Dans la cour d’honneur d’Alpexpo où il était installé depuis le Salon du bois dans une version moins aboutie, le nouveau refuge de l’Aigle, a  fait un carton lors de Mountain Planet. Certifié 100% bois des Alpes, le remplaçant de l’hébergement mythique perché à 3440 m sur le pic de l’Aigle depuis 1911, s’exposait au grand public, avant de se dresser, en juin, sur les hauteurs de la commune de La Grave-La Meije, pour une ouverture aux alpinistes courant juillet, si la météo ne vient pas perturber le timing ! Chacun a pu constater combien le nouveau bâtiment a su conserver l’esprit cabane de son aîné centenaire, tout en étant plus fonctionnel pour les 30 personnes qui peuvent désormais y dormir, contre 18 auparavant. Son gardien va aussi pouvoir bénéficier d’une petite chambre indépendante et d’une douche.

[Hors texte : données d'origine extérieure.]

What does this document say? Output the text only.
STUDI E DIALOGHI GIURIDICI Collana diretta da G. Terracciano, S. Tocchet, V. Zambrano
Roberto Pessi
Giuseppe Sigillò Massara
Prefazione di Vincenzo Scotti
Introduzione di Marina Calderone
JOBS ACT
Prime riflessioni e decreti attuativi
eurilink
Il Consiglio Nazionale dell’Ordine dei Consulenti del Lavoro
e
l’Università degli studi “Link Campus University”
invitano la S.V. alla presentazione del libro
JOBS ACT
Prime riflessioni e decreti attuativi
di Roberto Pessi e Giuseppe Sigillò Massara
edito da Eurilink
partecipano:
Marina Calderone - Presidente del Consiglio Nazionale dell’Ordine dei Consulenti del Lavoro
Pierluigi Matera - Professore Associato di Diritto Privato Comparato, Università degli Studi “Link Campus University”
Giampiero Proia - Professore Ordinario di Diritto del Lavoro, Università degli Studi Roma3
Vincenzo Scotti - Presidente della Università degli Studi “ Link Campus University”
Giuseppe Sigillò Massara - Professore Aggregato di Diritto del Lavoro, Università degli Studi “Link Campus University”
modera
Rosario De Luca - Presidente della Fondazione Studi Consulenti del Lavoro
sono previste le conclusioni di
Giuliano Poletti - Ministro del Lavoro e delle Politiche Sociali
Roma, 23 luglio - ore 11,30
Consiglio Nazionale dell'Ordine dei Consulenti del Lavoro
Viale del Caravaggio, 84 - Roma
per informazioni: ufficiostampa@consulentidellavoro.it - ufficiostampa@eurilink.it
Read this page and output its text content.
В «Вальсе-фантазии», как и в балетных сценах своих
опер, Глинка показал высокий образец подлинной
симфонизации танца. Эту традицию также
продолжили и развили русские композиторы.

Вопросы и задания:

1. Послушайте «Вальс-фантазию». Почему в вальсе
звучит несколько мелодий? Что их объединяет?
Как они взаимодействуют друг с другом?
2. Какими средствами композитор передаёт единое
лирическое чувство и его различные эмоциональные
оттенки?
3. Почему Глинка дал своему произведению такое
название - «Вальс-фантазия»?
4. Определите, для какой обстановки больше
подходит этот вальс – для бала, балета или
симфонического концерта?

A l’intérieur, près d’un tiers du bois de l’ancien refuge a été réutilisé. La patine ayant fait son oeuvre, il est pour l’instant facile de repérer les parties nouvelles et les plus anciennes. « Notamment les châlits sur lesquels ont dormi les plus grands alpinistes du 20e siècle », souligne Jacques Felix-Faure, l’architecte ayant conçu le projet. Il a privilégié une configuration à l’ancienne, avec une salle unique abritant les châlits et les tables à manger. Les visiteurs du slon ont aussi pu voir une partie de sa parure extérieure en aluminium, seul matériau capable de résister aux conditions extrêmes de la haute montagne.

Un modèle pour l’avenir
Si la matière première des panneaux de bois lamellé-collé utilisés pour la structure du refuge, provient bien des forêts de l’Isère et des Savoie, les panneaux eux, ont été fabriqués par une entreprise autrichienne, faute d’une filière industrielle maîtrisant ce savoir-faire en France. Le refuge de l’Aigle montre la voie pour créer en France ce savoir-faire spécifique, et assurer de nouveaux débouchés à la filière bois tricolore en général, et alpine en particulier. Désormais, à l’aune de la signature d’une convention entre FFCAM et l’association Bois des Alpes, tous les éléments bois nécessaires à la rénovation ouà  la construction des refuges de la FFCAM proviendront des forêts alpines environnantes.